Outrossim, em relação à constitucionalidade material do dispositivo, registrou que a análise da natureza do ressarcimento nele cristalizado evidencia sua conformidade com o devido processo legal substantivo. Isso porque a norma em questão não confere tratamento desigual entre cidadãos com e sem plano de saúde. A nenhuma pessoa será negado tratamento em hospital público, considerada a universalidade do sistema. Porém, se o Poder Público atende a particular em virtude de situação incluída na cobertura contratual, deve o Sistema Único de Saúde ser ressarcido, tal como faria o plano de saúde em se tratando de hospital privado.

Muito embora o Poder Público atue gratuitamente em relação aos cidadãos, não o faz no tocante às entidades cuja atividade-fim é justamente assegurar a cobertura de lesões e doenças, cabendo, nesta senda, distinguir os vínculos jurídicos em jogo: constitucional, entre Estado e cidadão (CF, art. 196); obrigacional, entre pessoa e plano de saúde; e legal, entre Estado e plano de saúde (Lei 9.656/1998, art. 32).

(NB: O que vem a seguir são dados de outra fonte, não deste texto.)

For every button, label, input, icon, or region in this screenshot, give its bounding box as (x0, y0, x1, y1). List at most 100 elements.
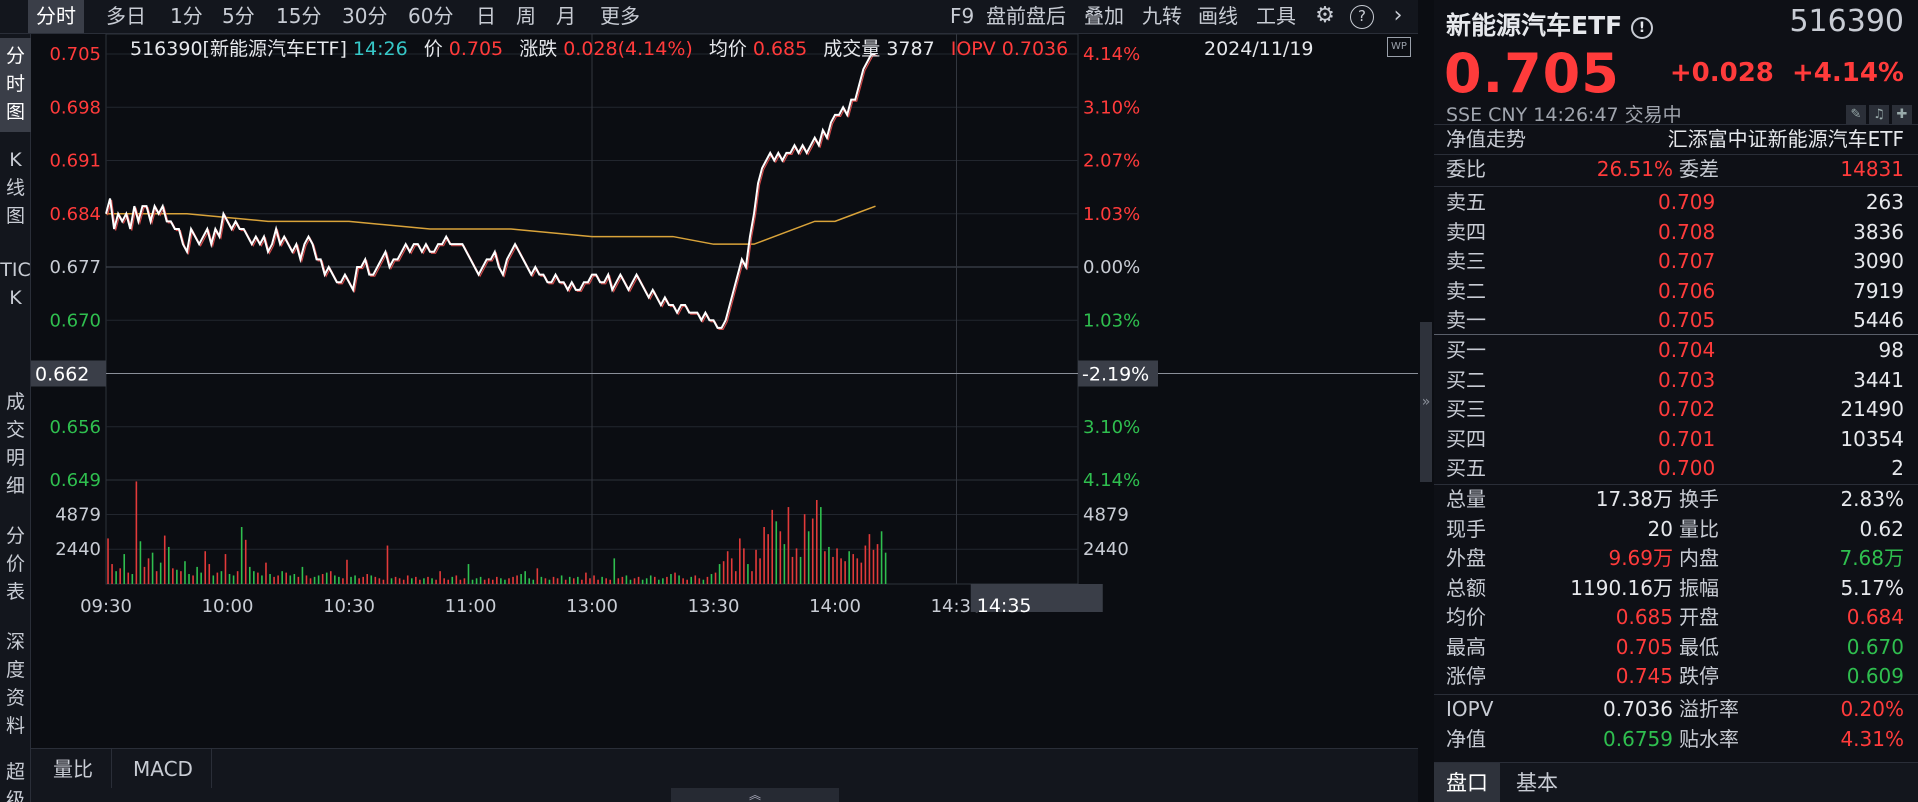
stat-label: 溢折率 (1679, 697, 1739, 721)
info-icon[interactable]: ! (1630, 17, 1653, 39)
nav-row[interactable]: 净值走势 汇添富中证新能源汽车ETF (1434, 125, 1918, 154)
bid-level-volume: 21490 (1840, 397, 1904, 421)
ask-level-row[interactable]: 卖一 0.705 5446 (1434, 306, 1918, 335)
bid-level-row[interactable]: 买五 0.700 2 (1434, 454, 1918, 483)
tab-1min[interactable]: 1分 (170, 4, 203, 28)
commission-diff: 14831 (1840, 157, 1904, 181)
info-price-label: 价 (423, 38, 443, 60)
view-side-tabs: 分时图 K线图 TICK 成交明细 分价表 深度资料 超级 (0, 34, 31, 802)
edit-icon[interactable]: ✎ (1846, 105, 1866, 125)
commission-ratio: 26.51% (1596, 157, 1673, 181)
ask-level-row[interactable]: 卖四 0.708 3836 (1434, 218, 1918, 247)
tab-order-book[interactable]: 盘口 (1434, 763, 1500, 802)
crosshair-pct-box (1078, 360, 1158, 387)
stat-row: 最高 0.705 最低 0.670 (1434, 633, 1918, 662)
bid-level-row[interactable]: 买二 0.703 3441 (1434, 366, 1918, 395)
bid-level-row[interactable]: 买一 0.704 98 (1434, 336, 1918, 365)
panel-tools: ✎ ♫ ✚ (1843, 101, 1912, 125)
volume-axis-label: 4879 (55, 504, 101, 525)
bid-level-row[interactable]: 买三 0.702 21490 (1434, 395, 1918, 424)
ask-level-row[interactable]: 卖五 0.709 263 (1434, 188, 1918, 217)
tab-15min[interactable]: 15分 (276, 4, 322, 28)
stat-row: 现手 20 量比 0.62 (1434, 515, 1918, 544)
stat-label: 换手 (1679, 487, 1719, 511)
side-tab-tick[interactable]: TICK (0, 259, 31, 309)
security-title: 新能源汽车ETF ! (1446, 6, 1653, 42)
tab-volume-ratio[interactable]: 量比 (35, 749, 112, 789)
side-tab-intraday[interactable]: 分时图 (0, 38, 31, 132)
stat-label: 均价 (1446, 605, 1486, 629)
panel-tabs: 盘口 基本 (1434, 762, 1918, 802)
price-axis-label: 0.705 (49, 44, 101, 65)
tab-30min[interactable]: 30分 (342, 4, 388, 28)
tab-month[interactable]: 月 (556, 4, 576, 28)
tab-intraday[interactable]: 分时 (28, 0, 84, 33)
crosshair-price: 0.662 (35, 364, 89, 386)
ask-level-volume: 3090 (1853, 249, 1904, 273)
intraday-chart[interactable]: 0.705 4.14% 0.698 3.10% 0.691 2.07% 0.684 1.03%… (31, 34, 1418, 748)
price-axis-label: 0.649 (49, 470, 101, 491)
ask-level-label: 卖一 (1446, 308, 1486, 332)
bid-level-label: 买一 (1446, 338, 1486, 362)
nine-turn-button[interactable]: 九转 (1142, 4, 1182, 28)
tab-macd[interactable]: MACD (115, 749, 212, 789)
side-tab-kline[interactable]: K线图 (5, 149, 25, 227)
side-tab-super[interactable]: 超级 (5, 761, 25, 802)
ask-level-row[interactable]: 卖二 0.706 7919 (1434, 277, 1918, 306)
crosshair-time: 14:35 (977, 595, 1032, 617)
gear-icon[interactable]: ⚙ (1315, 3, 1335, 28)
last-price: 0.705 (1444, 42, 1620, 105)
ask-level-row[interactable]: 卖三 0.707 3090 (1434, 247, 1918, 276)
ask-level-price: 0.709 (1658, 190, 1716, 214)
tools-button[interactable]: 工具 (1256, 4, 1296, 28)
stat-value: 0.685 (1615, 605, 1673, 629)
side-tab-price-table[interactable]: 分价表 (5, 525, 25, 603)
stat-value: 0.62 (1859, 516, 1904, 541)
chart-grid (105, 34, 1079, 585)
tab-60min[interactable]: 60分 (408, 4, 454, 28)
pct-axis-label: 3.10% (1083, 417, 1140, 438)
pre-post-market-button[interactable]: 盘前盘后 (986, 4, 1066, 28)
f9-button[interactable]: F9 (950, 4, 975, 28)
stat-row: 外盘 9.69万 内盘 7.68万 (1434, 544, 1918, 573)
x-tick-label: 09:30 (80, 596, 132, 617)
info-price: 0.705 (448, 38, 504, 60)
bid-level-label: 买五 (1446, 456, 1486, 480)
pct-axis-label: 3.10% (1083, 97, 1140, 118)
tab-5min[interactable]: 5分 (222, 4, 255, 28)
side-tab-trade-detail[interactable]: 成交明细 (5, 391, 25, 497)
expand-up-icon[interactable]: ︽ (671, 788, 839, 802)
stat-label: 内盘 (1679, 546, 1719, 570)
tab-week[interactable]: 周 (516, 4, 536, 28)
info-time: 14:26 (352, 38, 408, 60)
tab-basic-info[interactable]: 基本 (1516, 771, 1558, 795)
bid-level-label: 买三 (1446, 397, 1486, 421)
chevron-right-icon[interactable]: › (1393, 3, 1403, 28)
collapse-panel-icon[interactable]: » (1420, 322, 1432, 482)
help-icon[interactable]: ? (1350, 5, 1374, 29)
bell-icon[interactable]: ♫ (1869, 105, 1889, 125)
price-axis-label: 0.670 (49, 310, 101, 331)
add-icon[interactable]: ✚ (1892, 105, 1912, 125)
tab-more[interactable]: 更多 (600, 4, 640, 28)
stat-value: 20 (1647, 516, 1673, 541)
overlay-button[interactable]: 叠加 (1084, 4, 1124, 28)
stat-value: 0.609 (1846, 664, 1904, 688)
panel-splitter[interactable]: » (1418, 0, 1434, 802)
stat-value: 0.670 (1846, 634, 1904, 659)
tab-multi-day[interactable]: 多日 (106, 4, 146, 28)
info-iopv: 0.7036 (1001, 38, 1069, 60)
stat-row: 总额 1190.16万 振幅 5.17% (1434, 574, 1918, 603)
pct-axis-label: 2.07% (1083, 151, 1140, 172)
stat-row: 净值 0.6759 贴水率 4.31% (1434, 725, 1918, 754)
stat-label: 涨停 (1446, 664, 1486, 688)
commission-row: 委比 26.51% 委差 14831 (1434, 155, 1918, 184)
side-tab-depth-info[interactable]: 深度资料 (5, 631, 25, 737)
info-avg-label: 均价 (708, 38, 747, 60)
bid-level-row[interactable]: 买四 0.701 10354 (1434, 425, 1918, 454)
wp-icon[interactable]: WP (1387, 37, 1411, 57)
tab-day[interactable]: 日 (476, 4, 496, 28)
bid-level-price: 0.704 (1658, 338, 1716, 362)
stat-value: 9.69万 (1608, 546, 1673, 570)
draw-line-button[interactable]: 画线 (1198, 4, 1238, 28)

A escolha do agente privado de atuar na prestação de relevantes serviços à saúde, de forma concorrente com o Estado, pressupõe a responsabilidade de arcar integralmente com as obrigações assumidas. A norma impede o enriquecimento ilícito das empresas e a perpetuação de modelo no qual o mercado de serviços de saúde submeta-se unicamente à lógica do lucro, ainda que às custas do erário. Entendimento em sentido contrário resultaria em situação em que os planos de saúde recebem pagamentos mensais dos segurados, mas os serviços continuam a ser fornecidos pelo Estado, sem contrapartida.

Além do mais, a sistemática inaugurada pelo ato atacado, e complementada pela Instrução Normativa 54/2014 da Diretoria de Desenvolvimento Setorial da Agência Nacional de Saúde Suplementar, assegura que o ressarcimento seja precedido de processo administrativo, assegurada a ampla defesa, o contraditório e o direito a recurso.

ADI 1931/DF

 


[1] Medida Provisória 2.177-44/2001: “Art. 2º Os arts. 3º, 5º, 25, 27, 35-A, 35-B, 35-D e 35-E da Lei no 9.656, de 3 de junho de 1998, entram em vigor em 5 de junho de 1998, resguardada às pessoas jurídicas de que trata o art. 1o a data limite de 31 de dezembro de 1998 para adaptação ao que dispõem os arts. 14, 17, 30 e 31”.